Managing hardware for a large detector is as much an information problem as it is an engineering one.
Over the past weeks I built a web application to manage the CMS Tracker backend assets and their topology, with the goal of creating a single operational view of devices, connections, and status.
This post explains what the project is, how it’s structured, and why one feature — a natural-language query interface powered by an LLM — turned out to be surprisingly useful.
The problem: fragmented operational knowledge
Backend hardware ecosystems evolve organically. Boards move between crates, optical links get re-patched, firmware changes, and components are replaced.
The information exists — but often across spreadsheets, ad-hoc notes, and multiple small tools.
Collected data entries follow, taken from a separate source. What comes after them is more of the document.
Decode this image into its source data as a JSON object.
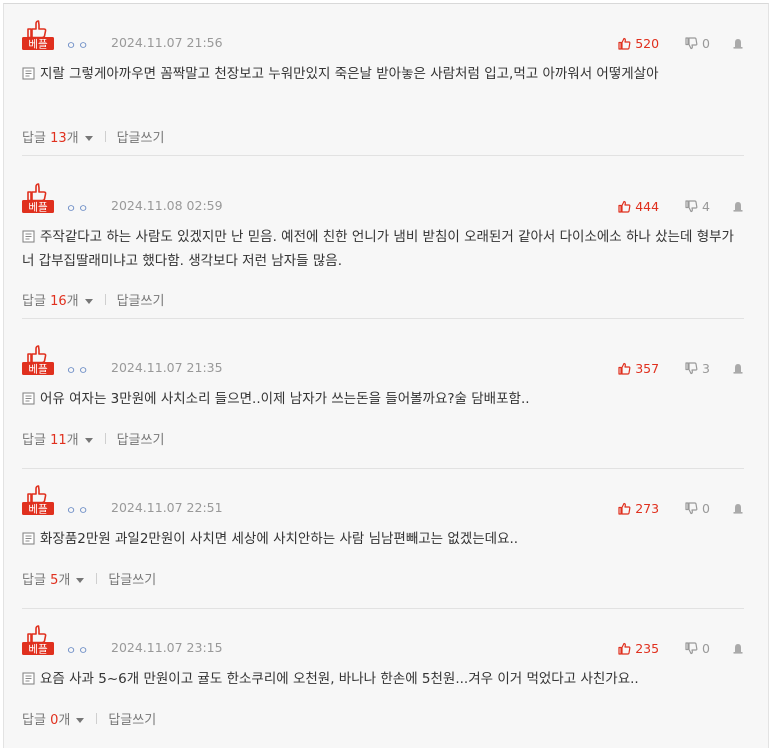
{
  "colors": {
    "accent": "#e0301e",
    "muted": "#999999",
    "author": "#6f8fc7"
  },
  "icons": {
    "badge": "thumbs-up-best-badge-icon",
    "like": "thumbs-up-icon",
    "dislike": "thumbs-down-icon",
    "report": "siren-report-icon",
    "memo": "memo-icon"
  },
  "comments": [
    {
      "badge": "베플",
      "author": "ㅇㅇ",
      "date": "2024.11.07 21:56",
      "likes": "520",
      "dislikes": "0",
      "text": "지랄 그렇게아까우면 꼼짝말고 천장보고 누워만있지 죽은날 받아놓은 사람처럼 입고,먹고 아까워서 어떻게살아",
      "reply_label": "답글",
      "reply_count": "13",
      "count_unit": "개",
      "write_reply": "답글쓰기"
    },
    {
      "badge": "베플",
      "author": "ㅇㅇ",
      "date": "2024.11.08 02:59",
      "likes": "444",
      "dislikes": "4",
      "text": "주작같다고 하는 사람도 있겠지만 난 믿음. 예전에 친한 언니가 냄비 받침이 오래된거 같아서 다이소에소 하나 샀는데 형부가 너 갑부집딸래미냐고 했다함. 생각보다 저런 남자들 많음.",
      "reply_label": "답글",
      "reply_count": "16",
      "count_unit": "개",
      "write_reply": "답글쓰기"
    },
    {
      "badge": "베플",
      "author": "ㅇㅇ",
      "date": "2024.11.07 21:35",
      "likes": "357",
      "dislikes": "3",
      "text": "어유 여자는 3만원에 사치소리 들으면..이제 남자가 쓰는돈을 들어볼까요?술 담배포함..",
      "reply_label": "답글",
      "reply_count": "11",
      "count_unit": "개",
      "write_reply": "답글쓰기"
    },
    {
      "badge": "베플",
      "author": "ㅇㅇ",
      "date": "2024.11.07 22:51",
      "likes": "273",
      "dislikes": "0",
      "text": "화장품2만원 과일2만원이 사치면 세상에 사치안하는 사람 님남편빼고는 없겠는데요..",
      "reply_label": "답글",
      "reply_count": "5",
      "count_unit": "개",
      "write_reply": "답글쓰기"
    },
    {
      "badge": "베플",
      "author": "ㅇㅇ",
      "date": "2024.11.07 23:15",
      "likes": "235",
      "dislikes": "0",
      "text": "요즘 사과 5~6개 만원이고 귤도 한소쿠리에 오천원, 바나나 한손에 5천원...겨우 이거 먹었다고 사친가요..",
      "reply_label": "답글",
      "reply_count": "0",
      "count_unit": "개",
      "write_reply": "답글쓰기"
    }
  ]
}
The result is friction:
- It’s hard to answer simple operational questions quickly
- Inconsistencies creep in
- The cognitive load for shifters and experts grows
The goal of this project was to create a single source of truth that is:
- Structured and consistent
- Easy to update safely
- Immediately useful for day-to-day operations
What the application does
At its core, the app is an asset and topology manager for CMS Tracker backend hardware. It provides:
- Inventory of ATCA assets (boards, crates, racks, slots, power)
- Tracking of linked components (SOMs, IPMCs, FireFly modules, fibres)
- Role-based access control (reader, writer, admin)
- Automatic propagation of status and location when hardware is installed or moved
- A normalized relational data model to keep updates consistent

The emphasis was not only on storing data, but on making operational workflows explicit — for example, installing a board updates multiple related entities automatically, reducing manual bookkeeping.
Architecture in a nutshell
The stack is intentionally simple and pragmatic:
- Backend: FastAPI
- Database: PostgreSQL with a normalized schema
- ORM layer: SQLAlchemy Core with reflection
- Auth: role-based with future CERN SSO integration
- UI: server-rendered templates focused on clarity over complexity
The app works directly on an existing schema, so it can evolve with the hardware model without heavy refactoring.
The interesting part: natural-language queries → SQL
One feature I wanted to experiment with was lowering the barrier to querying the database.
Operational questions are often phrased in plain language:
“Show me the FireFly modules connected to boards, including type and connector.”
Instead of requiring users to write SQL, the app includes a Query page where you describe the data you want.
The backend then:
- Uses an LLM to generate a read-only SQL query
- Validates and executes it
- Displays both the query and the results

Why this is useful in practice
This feature isn’t about replacing SQL — it’s about speed and accessibility.
1. Faster operational checks
You can ask ad-hoc questions without remembering table structures.
2. Transparency and trust
Showing the generated SQL makes the process auditable and educational.
3. A bridge between mental and data models
People think in terms of devices and links, not joins — the interface translates between the two.
4. Safe by design
Queries are generated as read-only, preventing accidental modifications.
Lessons learned
Modeling matters more than UI
A clean schema with explicit relationships made everything else easier — including LLM prompting.
LLMs work best with constraints
Providing schema context and enforcing read-only execution keeps outputs reliable.
Small operational tools have big impact
Even simple visibility improvements reduce friction in daily work.
What I’d like to explore next
- Graph visualization of topology
- Query history and saved operational views
- Tighter integration with authentication (SSO)
- Automated consistency checks across links
Final thoughts
This project sits at the intersection of detector operations, software engineering, and human-computer interaction.
The most rewarding aspect is that it’s immediately useful: a tool built not as a demo, but as part of the operational workflow.
And the LLM query interface is a small glimpse of how interacting with complex technical systems might become more conversational — while still grounded in precise, auditable data.